While club owner Brian Gilchrist has made The Hanger an amazing local showcase for great acts like Ray Wylie Hubbard, Bill Kirchen, and Dale Watson that otherwise seldom play markets our size north of the Mason-Dixon Line, Lloyd’s show was a RadioRadioX rental attracting a paint-it-black near sellout crowd that brought me flashbacks to my one visit to New York’s CBGB’ back in the day. 

The 800-lb. gorilla in the room is ‘can Lloyd resurrect the charisma he had with Television?’ He’s released eight solo albums since leaving Television, none of which has charted, and he’s pretty much under the radar, enough so that scoring an advance interview with him meant going through his drummer Kevin Tooley (who is very good, by the way) and catching them on the run between gigs in the car.  

There is precious little about Lloyd on social media, and the band disappeared into their dressing room after their set and had no merch for sale at the show. They did an adequate version of Television’s hit “Marquee Moon,” and the rest of the set included a cover of “Fire Engine” by The 13th Floor Elevators and a song Lloyd introduced as “Glurp.” The rest of the numbers I didn’t recognize. 

Is the second guitarist as good as Tom Verlaine? Not quite, but the band was well rehearsed, a kind of post-punk Erector Set hard rock quartet that performed in fifth gear for an hour, encored with “Last Time” and were gone.  

Local band Haunted Cat opened with an imaginative set of originals. Backed by a singer whose demeanor is reminiscent of David Bowie’s Ziggy Stardust persona, the group’s lyrics were contemporary psychedelic and very appropriate for the tone of this show. 

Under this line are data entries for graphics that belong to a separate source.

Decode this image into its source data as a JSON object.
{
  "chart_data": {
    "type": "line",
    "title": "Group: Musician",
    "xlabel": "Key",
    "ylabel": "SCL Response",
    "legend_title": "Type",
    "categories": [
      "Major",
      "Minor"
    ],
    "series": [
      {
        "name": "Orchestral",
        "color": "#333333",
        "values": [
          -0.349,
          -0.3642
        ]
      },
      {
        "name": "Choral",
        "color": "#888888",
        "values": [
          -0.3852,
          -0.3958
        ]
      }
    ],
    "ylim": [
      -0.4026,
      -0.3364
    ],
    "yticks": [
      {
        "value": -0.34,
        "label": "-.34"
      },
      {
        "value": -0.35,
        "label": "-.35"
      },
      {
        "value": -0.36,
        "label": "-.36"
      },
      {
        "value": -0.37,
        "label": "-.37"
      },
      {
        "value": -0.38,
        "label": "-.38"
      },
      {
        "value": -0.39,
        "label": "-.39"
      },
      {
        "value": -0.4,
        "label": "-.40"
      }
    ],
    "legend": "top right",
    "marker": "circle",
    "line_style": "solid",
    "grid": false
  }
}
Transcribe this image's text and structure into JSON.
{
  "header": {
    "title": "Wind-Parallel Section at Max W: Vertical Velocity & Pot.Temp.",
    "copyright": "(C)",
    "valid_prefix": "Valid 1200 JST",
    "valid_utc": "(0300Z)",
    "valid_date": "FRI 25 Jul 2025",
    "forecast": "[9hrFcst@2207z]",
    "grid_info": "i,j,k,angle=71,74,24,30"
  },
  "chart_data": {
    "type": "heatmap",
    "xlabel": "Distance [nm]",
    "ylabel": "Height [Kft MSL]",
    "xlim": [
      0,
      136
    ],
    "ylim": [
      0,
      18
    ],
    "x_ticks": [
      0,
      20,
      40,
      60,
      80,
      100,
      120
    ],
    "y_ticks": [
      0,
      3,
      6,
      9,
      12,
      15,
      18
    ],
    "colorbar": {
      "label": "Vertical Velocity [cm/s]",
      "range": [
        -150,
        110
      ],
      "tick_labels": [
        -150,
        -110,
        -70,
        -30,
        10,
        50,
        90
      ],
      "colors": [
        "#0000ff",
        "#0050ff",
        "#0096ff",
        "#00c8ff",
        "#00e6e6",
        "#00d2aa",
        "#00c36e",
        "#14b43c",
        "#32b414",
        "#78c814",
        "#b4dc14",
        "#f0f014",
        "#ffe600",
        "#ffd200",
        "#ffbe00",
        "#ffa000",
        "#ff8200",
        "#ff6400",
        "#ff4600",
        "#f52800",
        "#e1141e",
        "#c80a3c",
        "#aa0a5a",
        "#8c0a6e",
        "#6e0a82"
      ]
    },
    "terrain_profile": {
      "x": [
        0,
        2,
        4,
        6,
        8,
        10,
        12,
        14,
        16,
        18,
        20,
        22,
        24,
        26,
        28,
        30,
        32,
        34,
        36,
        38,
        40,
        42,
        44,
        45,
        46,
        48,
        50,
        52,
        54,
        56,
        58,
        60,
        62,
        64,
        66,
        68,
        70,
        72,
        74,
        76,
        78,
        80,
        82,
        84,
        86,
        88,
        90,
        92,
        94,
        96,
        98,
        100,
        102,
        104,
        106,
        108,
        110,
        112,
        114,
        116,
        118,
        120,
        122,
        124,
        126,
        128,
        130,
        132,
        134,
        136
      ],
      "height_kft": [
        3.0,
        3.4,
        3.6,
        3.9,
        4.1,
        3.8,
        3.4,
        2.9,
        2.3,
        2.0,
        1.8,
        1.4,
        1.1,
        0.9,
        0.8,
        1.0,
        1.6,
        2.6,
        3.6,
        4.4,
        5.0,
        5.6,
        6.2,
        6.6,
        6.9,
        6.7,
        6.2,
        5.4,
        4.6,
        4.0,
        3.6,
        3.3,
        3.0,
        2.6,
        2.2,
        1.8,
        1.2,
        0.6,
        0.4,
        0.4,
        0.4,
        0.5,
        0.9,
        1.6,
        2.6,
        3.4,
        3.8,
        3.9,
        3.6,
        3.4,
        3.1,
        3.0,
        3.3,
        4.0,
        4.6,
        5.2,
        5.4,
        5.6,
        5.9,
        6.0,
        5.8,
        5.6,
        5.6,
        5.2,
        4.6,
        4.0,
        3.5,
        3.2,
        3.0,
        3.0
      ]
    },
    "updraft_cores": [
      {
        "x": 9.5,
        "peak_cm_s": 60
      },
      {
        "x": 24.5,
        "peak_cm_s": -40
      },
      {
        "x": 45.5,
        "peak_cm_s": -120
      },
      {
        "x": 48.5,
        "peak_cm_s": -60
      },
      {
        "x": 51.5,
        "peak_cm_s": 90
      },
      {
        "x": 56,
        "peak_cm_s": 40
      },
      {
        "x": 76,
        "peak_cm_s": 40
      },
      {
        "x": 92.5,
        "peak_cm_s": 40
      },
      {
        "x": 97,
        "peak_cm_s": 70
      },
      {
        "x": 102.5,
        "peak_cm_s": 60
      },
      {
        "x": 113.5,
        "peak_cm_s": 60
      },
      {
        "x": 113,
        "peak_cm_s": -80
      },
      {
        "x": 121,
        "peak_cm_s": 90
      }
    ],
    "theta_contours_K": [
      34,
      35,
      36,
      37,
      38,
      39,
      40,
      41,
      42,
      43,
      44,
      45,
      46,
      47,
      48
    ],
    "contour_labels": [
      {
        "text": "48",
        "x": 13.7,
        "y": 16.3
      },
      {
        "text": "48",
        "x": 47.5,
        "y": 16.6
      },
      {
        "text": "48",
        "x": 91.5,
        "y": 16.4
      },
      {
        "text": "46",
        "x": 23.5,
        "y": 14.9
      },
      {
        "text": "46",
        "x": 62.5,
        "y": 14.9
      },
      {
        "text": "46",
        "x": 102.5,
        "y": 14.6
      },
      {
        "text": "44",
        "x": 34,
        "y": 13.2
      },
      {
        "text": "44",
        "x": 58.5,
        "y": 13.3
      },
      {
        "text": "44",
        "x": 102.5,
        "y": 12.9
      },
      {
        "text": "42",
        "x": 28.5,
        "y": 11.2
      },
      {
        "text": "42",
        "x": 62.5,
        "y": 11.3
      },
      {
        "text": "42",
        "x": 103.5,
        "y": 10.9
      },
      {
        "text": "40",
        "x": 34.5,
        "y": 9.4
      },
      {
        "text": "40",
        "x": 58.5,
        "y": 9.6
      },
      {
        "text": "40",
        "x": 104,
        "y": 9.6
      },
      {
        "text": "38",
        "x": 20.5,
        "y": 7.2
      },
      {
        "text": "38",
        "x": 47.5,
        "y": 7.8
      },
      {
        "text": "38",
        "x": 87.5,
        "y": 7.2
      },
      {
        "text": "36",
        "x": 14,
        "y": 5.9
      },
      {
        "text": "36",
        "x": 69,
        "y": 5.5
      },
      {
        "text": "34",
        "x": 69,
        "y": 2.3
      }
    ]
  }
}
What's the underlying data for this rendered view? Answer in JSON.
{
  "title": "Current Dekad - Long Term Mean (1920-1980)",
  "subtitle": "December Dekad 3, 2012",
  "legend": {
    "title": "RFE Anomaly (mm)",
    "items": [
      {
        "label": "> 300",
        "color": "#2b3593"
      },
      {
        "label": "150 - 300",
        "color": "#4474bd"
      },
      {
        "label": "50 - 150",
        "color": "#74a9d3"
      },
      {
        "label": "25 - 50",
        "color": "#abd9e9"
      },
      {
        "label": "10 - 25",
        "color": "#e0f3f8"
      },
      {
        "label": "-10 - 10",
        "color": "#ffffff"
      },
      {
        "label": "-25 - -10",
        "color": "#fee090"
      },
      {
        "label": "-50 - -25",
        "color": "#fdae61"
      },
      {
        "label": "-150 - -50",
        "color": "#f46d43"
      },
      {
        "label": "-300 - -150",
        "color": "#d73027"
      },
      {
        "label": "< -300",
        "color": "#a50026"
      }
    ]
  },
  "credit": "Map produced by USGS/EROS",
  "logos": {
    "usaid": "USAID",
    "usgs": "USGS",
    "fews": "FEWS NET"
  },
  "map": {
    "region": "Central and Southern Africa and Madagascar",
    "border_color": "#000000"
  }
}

The Lawn Sausages celebrated 31 years of misogynistic high jinks highlighted by their first local hit “Cow Tipping.” Lead vocalist Art Fredette alluded to various reasons as to why Troy legend Jim Barrett wasn’t with the band. One has to wonder if members of the #MeToo movement haven’t accosted them in a back alley. It is probably dangerous in 2021 to even admit you like these guys. And certainly, it’s not wise for a happily married old man like me to say that I find them more than a little amusing. 

2 Comments
  1. Mike Hotter says

    Great take on a fun and memorable night.
    And Mr. Willcock, if you were the gent with a ‘Fake News’ sign stuck into his hat, thanks for the quick chat and the advice on parking in the correct lot before the show!

  2. Mike Hotter says

    If, never mind my comment, Mr Wilcock, the gent with the hat was someone else / nonetheless, good review!